16 April 2013

A Reflection From Boston: Yankee in Soxland

Two bombs detonated at the finish line of the Boston Marathon on Monday afternoon killing 3 people and injuring at least 144. Tom Paulson suggested that I provide a more personal take on the day's events from a personal and global context. I generally dislike writing more personally, but I went for it this time around given my rather tenuous relationship with the city of Boston and a reluctance to see it as home. Without further ado...
Boston is a mess of a city. People will talk about its great history, but it is a logistical headache to navigate on a regular basis. Highly populated areas lack proper access to the T and GPS a phone does not prevent one from getting lost.
Plus, it is home to the Boston Red Sox.
Growing up in New Jersey suburb of New York during one of the golden eras of Yankee baseball, Boston was the city that housed an also-ran team.  The Yankees kept winning. My dad and other adults kept telling me that the Red Sox were the rivals of the Yankees, but I was more worried about the Baltimore Orioles and the Atlanta Braves. Those were the teams that mattered come October, not the Sox.

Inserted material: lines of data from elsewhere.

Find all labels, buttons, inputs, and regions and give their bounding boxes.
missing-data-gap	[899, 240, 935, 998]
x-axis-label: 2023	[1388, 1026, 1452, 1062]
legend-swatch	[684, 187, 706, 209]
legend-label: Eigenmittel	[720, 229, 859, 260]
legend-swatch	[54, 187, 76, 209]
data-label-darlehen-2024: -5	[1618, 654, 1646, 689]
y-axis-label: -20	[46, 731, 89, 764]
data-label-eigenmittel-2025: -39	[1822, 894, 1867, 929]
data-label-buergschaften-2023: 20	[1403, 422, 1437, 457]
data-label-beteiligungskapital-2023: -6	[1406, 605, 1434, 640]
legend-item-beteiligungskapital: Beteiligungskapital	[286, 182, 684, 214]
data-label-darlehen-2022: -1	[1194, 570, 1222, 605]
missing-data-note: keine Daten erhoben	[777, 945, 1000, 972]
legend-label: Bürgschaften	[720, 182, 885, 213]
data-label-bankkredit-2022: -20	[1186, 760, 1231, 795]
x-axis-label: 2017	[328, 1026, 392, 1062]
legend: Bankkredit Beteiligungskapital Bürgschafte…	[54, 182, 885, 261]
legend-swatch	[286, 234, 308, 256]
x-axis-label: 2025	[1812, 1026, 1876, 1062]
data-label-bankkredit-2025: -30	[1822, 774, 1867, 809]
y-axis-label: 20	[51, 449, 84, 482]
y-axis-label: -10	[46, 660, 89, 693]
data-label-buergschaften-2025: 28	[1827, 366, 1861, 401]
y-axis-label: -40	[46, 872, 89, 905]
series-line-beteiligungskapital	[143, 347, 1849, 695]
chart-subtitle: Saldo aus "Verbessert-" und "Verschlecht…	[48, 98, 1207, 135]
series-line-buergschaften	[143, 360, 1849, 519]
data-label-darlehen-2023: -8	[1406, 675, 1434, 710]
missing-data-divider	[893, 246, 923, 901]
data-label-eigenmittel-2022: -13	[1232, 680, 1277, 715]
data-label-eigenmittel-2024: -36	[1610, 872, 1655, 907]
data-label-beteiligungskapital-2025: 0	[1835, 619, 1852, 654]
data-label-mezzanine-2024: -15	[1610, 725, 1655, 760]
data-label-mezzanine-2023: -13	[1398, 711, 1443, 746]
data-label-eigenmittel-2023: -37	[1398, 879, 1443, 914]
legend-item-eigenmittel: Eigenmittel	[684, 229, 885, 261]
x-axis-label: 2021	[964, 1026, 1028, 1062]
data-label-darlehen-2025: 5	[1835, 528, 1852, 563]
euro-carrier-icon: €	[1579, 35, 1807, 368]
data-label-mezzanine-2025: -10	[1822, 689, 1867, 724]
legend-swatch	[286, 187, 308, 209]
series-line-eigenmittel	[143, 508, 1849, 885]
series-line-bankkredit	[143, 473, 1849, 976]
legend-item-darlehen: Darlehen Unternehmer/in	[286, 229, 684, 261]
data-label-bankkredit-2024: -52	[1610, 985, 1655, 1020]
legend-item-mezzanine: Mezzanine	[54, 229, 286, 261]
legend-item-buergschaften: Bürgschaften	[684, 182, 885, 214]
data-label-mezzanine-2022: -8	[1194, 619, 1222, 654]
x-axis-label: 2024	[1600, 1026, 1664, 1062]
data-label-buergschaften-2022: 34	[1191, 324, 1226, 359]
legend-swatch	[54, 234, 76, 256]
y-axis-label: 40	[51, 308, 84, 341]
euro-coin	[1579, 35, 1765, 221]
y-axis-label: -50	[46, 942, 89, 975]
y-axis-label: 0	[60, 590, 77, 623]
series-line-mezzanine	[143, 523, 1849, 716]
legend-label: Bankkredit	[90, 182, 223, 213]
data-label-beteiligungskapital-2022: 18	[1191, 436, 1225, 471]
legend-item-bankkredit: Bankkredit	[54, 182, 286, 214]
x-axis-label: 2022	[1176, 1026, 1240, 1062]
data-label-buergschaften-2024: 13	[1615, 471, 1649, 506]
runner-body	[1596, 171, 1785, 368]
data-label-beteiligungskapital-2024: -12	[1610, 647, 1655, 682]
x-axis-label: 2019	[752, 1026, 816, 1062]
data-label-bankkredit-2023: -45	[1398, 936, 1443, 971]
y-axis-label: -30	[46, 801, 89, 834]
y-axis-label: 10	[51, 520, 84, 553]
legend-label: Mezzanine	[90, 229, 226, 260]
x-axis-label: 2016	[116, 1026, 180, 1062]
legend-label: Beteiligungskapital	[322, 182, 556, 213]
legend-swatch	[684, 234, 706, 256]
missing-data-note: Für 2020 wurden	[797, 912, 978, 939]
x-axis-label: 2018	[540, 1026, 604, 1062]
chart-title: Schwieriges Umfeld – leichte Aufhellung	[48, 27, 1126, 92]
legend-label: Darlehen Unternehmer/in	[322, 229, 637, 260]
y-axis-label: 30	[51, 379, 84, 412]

That all changed in the fall of 2003. The Ying Yang Twins competed with Outkast’s ‘Hey Ya’ at  parties. Pedro Martinez was in his prime. Manny was – well – Manny and a new DH arrived from the Minnesota Twins with a swing perfect for peppering the Green Monster. Not that I was scared.

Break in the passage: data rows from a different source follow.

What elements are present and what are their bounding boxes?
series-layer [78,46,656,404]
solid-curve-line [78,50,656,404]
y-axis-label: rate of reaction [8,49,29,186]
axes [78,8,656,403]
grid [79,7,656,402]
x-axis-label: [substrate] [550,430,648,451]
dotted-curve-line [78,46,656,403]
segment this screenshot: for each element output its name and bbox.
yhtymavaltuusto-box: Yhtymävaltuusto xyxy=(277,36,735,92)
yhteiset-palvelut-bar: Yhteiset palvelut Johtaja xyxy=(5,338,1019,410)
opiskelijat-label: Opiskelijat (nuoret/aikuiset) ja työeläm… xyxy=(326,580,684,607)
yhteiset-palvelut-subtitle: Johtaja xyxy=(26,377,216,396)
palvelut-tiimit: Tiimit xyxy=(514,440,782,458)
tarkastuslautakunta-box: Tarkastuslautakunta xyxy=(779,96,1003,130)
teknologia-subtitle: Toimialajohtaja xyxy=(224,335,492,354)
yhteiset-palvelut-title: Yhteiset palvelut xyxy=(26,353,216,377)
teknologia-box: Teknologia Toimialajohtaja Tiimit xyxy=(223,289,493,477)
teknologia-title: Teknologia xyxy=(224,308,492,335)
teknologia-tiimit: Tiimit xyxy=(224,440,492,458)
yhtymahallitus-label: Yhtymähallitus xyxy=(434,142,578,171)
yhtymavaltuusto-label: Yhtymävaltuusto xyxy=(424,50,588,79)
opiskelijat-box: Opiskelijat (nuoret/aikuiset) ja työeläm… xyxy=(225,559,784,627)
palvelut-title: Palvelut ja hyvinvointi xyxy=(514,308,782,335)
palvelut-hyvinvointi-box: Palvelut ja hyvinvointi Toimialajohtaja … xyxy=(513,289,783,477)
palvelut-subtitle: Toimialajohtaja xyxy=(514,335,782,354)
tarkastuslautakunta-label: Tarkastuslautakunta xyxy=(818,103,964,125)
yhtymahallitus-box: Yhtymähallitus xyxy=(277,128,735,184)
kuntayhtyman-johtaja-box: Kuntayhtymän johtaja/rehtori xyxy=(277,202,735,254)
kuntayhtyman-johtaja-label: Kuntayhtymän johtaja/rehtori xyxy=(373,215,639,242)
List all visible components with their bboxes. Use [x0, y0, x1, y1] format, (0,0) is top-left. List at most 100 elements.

The upstart Sox put on a nice show for a few games, but taking it to a seventh with ace Pedro Martinez had this Yankees fan a bit less confident. Attending a New England Jesuit college proved to hostile territory for a Yankees fan. That less than significant team from up north had serious fans.
They unabashedly sang along to a Neil Diamond tune gleefully cheering, ‘So good! So good! So good!’ in support of a team that failed to win when it mattered for what was approaching a century. A lust for winning was matched with a persistent pessimism. When things went poorly for the beloved Red Sox the young fans turned sour.
“That figures,” I heard many times as friend would throw a remote after a heartbreaking loss.
20130415_121756I came to believe that the Red Sox was a fitting team for a miserable mindset. The utter lack of hope made it fitting that the team remain haunted by the sale of Babe Ruth and a ground ball that slipped between the long legs of a sure-handed first basemen in the fall of 1986.
Simon and Garfunkel’s ‘Cecelia’ blasted from the computer speakers as we few Yankees fans sang and danced our way through each commercial break. Serious Sox fans sat glued to the television transfixed on the possibility of ending a dynasty and exorcising the demons of Ruth in on fell swoop.